Thai Crypto Tax Exemption — Documentation and Audit Prep for 2026 Filers

Thailand's 0% crypto capital gains exemption (2025-2029) is real but requires filing and records. What to keep and how to defend the claim.
Thai Crypto Tax Exemption — Documentation and Audit Prep for 2026 Filers

Thailand’s 0% personal income tax exemption on crypto capital gains runs from 1 January 2025 to 31 December 2029 — a five-year window for individual investors trading on SEC-licensed platforms. The exemption is real and meaningful, but it isn’t automatic. You still have to file, you still have to document, and you still have to be able to defend the claim under audit. Here’s what to keep, how to keep it, and what trips Thai filers up most.

What the exemption actually covers

The 0% rate applies to capital gains from selling or exchanging cryptocurrency, but only when both of these are true:

  • The transaction is executed on a Thai SEC-licensed digital asset exchange, broker, or dealer
  • The gain arises during the exemption window (transactions between 1 Jan 2025 and 31 Dec 2029)

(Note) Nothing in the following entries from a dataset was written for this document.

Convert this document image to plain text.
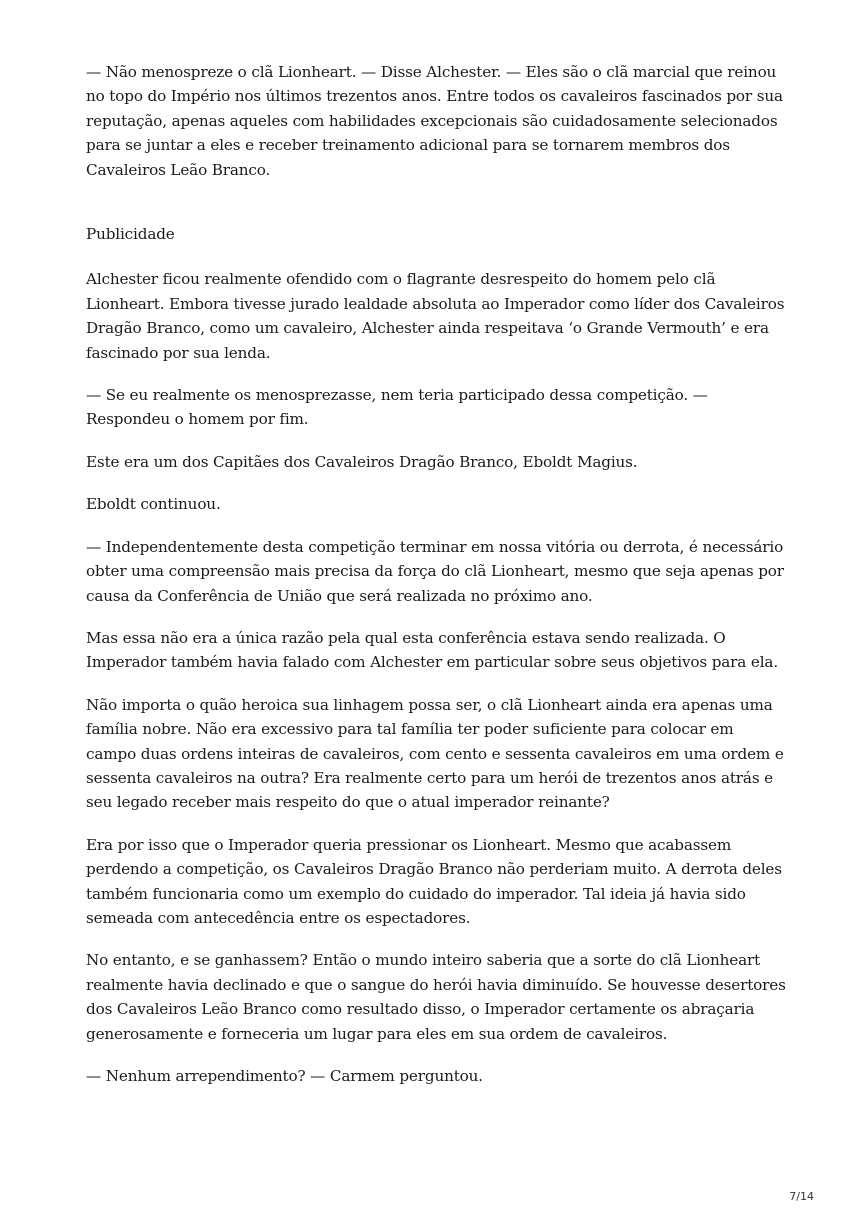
— Não menospreze o clã Lionheart. — Disse Alchester. — Eles são o clã marcial que reinou no topo do Império nos últimos trezentos anos. Entre todos os cavaleiros fascinados por sua reputação, apenas aqueles com habilidades excepcionais são cuidadosamente selecionados para se juntar a eles e receber treinamento adicional para se tornarem membros dos Cavaleiros Leão Branco.

Publicidade

Alchester ficou realmente ofendido com o flagrante desrespeito do homem pelo clã Lionheart. Embora tivesse jurado lealdade absoluta ao Imperador como líder dos Cavaleiros Dragão Branco, como um cavaleiro, Alchester ainda respeitava ‘o Grande Vermouth’ e era fascinado por sua lenda.

— Se eu realmente os menosprezasse, nem teria participado dessa competição. — Respondeu o homem por fim.

Este era um dos Capitães dos Cavaleiros Dragão Branco, Eboldt Magius.

Eboldt continuou.

— Independentemente desta competição terminar em nossa vitória ou derrota, é necessário obter uma compreensão mais precisa da força do clã Lionheart, mesmo que seja apenas por causa da Conferência de União que será realizada no próximo ano.

Mas essa não era a única razão pela qual esta conferência estava sendo realizada. O Imperador também havia falado com Alchester em particular sobre seus objetivos para ela.

Não importa o quão heroica sua linhagem possa ser, o clã Lionheart ainda era apenas uma família nobre. Não era excessivo para tal família ter poder suficiente para colocar em campo duas ordens inteiras de cavaleiros, com cento e sessenta cavaleiros em uma ordem e sessenta cavaleiros na outra? Era realmente certo para um herói de trezentos anos atrás e seu legado receber mais respeito do que o atual imperador reinante?

Era por isso que o Imperador queria pressionar os Lionheart. Mesmo que acabassem perdendo a competição, os Cavaleiros Dragão Branco não perderiam muito. A derrota deles também funcionaria como um exemplo do cuidado do imperador. Tal ideia já havia sido semeada com antecedência entre os espectadores.

No entanto, e se ganhassem? Então o mundo inteiro saberia que a sorte do clã Lionheart realmente havia declinado e que o sangue do herói havia diminuído. Se houvesse desertores dos Cavaleiros Leão Branco como resultado disso, o Imperador certamente os abraçaria generosamente e forneceria um lugar para eles em sua ordem de cavaleiros.

— Nenhum arrependimento? — Carmem perguntou.

7/14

Three categories of income are explicitly NOT exempt and remain taxable as ordinary income at progressive rates up to 35%:

  • Staking rewards (yield earned on assets, not capital gain from sale)
  • Lending/yield income from DeFi or centralized earn products
  • Capital gains realized on offshore platforms not licensed by Thai SEC

Filing is still required

This is the single most misunderstood point. The exemption is from tax, not from reporting. If your annual income from all sources exceeds THB 120,000, you must file a Thai tax return (P.N.D. 90 or 91) for the relevant tax year, even if all your crypto gains are exempt.

Filing deadlines for 2026 income are 31 March 2027 (paper) or 6 April 2027 (e-filing). You will need to disclose exempt income on the appropriate schedule — claiming the exemption requires acknowledging the income existed.

Documentation to keep — the practical list

If the Revenue Department audits, you need to substantiate:

  • Exchange identification: name of the licensed platform, your account number, license number of the platform at time of transaction (SEC list screenshot helps)
  • Transaction records: date, asset, quantity, price in THB, fees. Most Thai-licensed exchanges allow CSV export — download monthly
  • Cost basis calculations: acquisition cost in THB for the assets sold. If you bought in tranches, you need a defensible cost basis method (FIFO is the safest default in Thailand)
  • Realized gain calculation: clear computation showing the gain qualified for the exemption (executed on licensed platform, within window)
  • Bank records: deposit and withdrawal records to/from the licensed platform, linking your fiat to the trading activity

Cost basis — the part most people get wrong

If you bought 1 BTC at THB 1.5M in 2023, another 1 BTC at THB 2.6M in 2025, and sell 1 BTC at THB 2.7M in 2026, what’s the gain? Under FIFO, you sold the 2023 BTC, so the gain is THB 1.2M. Under LIFO, you sold the 2025 BTC, so the gain is THB 100K. The exemption applies to either calculation, but you must pick a method, document it, and apply it consistently across all your transactions.

For most Thai retail, FIFO matches how the exchanges actually report and is easiest to defend. Pick FIFO, write it on your records, and don’t switch methods between years.

What’s NOT in the exemption — common traps

Three areas catch Thai filers off guard:

  • Earn/staking yield: even if earned through a Thai-licensed exchange, this is ordinary income. Bitkub’s earn products, for example, generate yield that needs to be declared at marginal rates
  • Airdrops and token rewards: treated as ordinary income at fair market value on receipt
  • Trading on offshore platforms: if you traded BTC on an unlicensed offshore exchange during 2025-2029, any gain you remit to Thailand is taxable as foreign-sourced income on remittance (subject to the post-2024 remittance rules)

What the audit could actually look like

The Revenue Department doesn’t audit every crypto filer, but they have access to bank flow data and have been increasing scrutiny on patterns suggesting high crypto activity. If audited, you’d be asked to produce:

  • The licensed-platform certification (you can show the screenshot of SEC list)
  • Transaction-by-transaction reconciliation tying every realized gain to a licensed-platform trade
  • Bank statements showing the fiat flow consistent with the trading record

If you can’t produce these, the burden falls on you to prove the gain qualifies. Better to assemble the file now than during a desk audit two years from now.

A simple records routine that actually works

  • Monthly: download CSV from each licensed exchange you use. Store in a labeled folder by year
  • Annually (December): consolidate into one spreadsheet, calculate cost basis using FIFO, compute realized gains, sort exempt vs non-exempt
  • Annually (March): file P.N.D. 90/91 declaring all exempt and non-exempt amounts properly
  • Keep records for at least 5 years after filing (the Revenue Department’s standard look-back window)

This isn’t optional bookkeeping. It’s the difference between a clean exempt position and a six-figure tax assessment you can’t defend.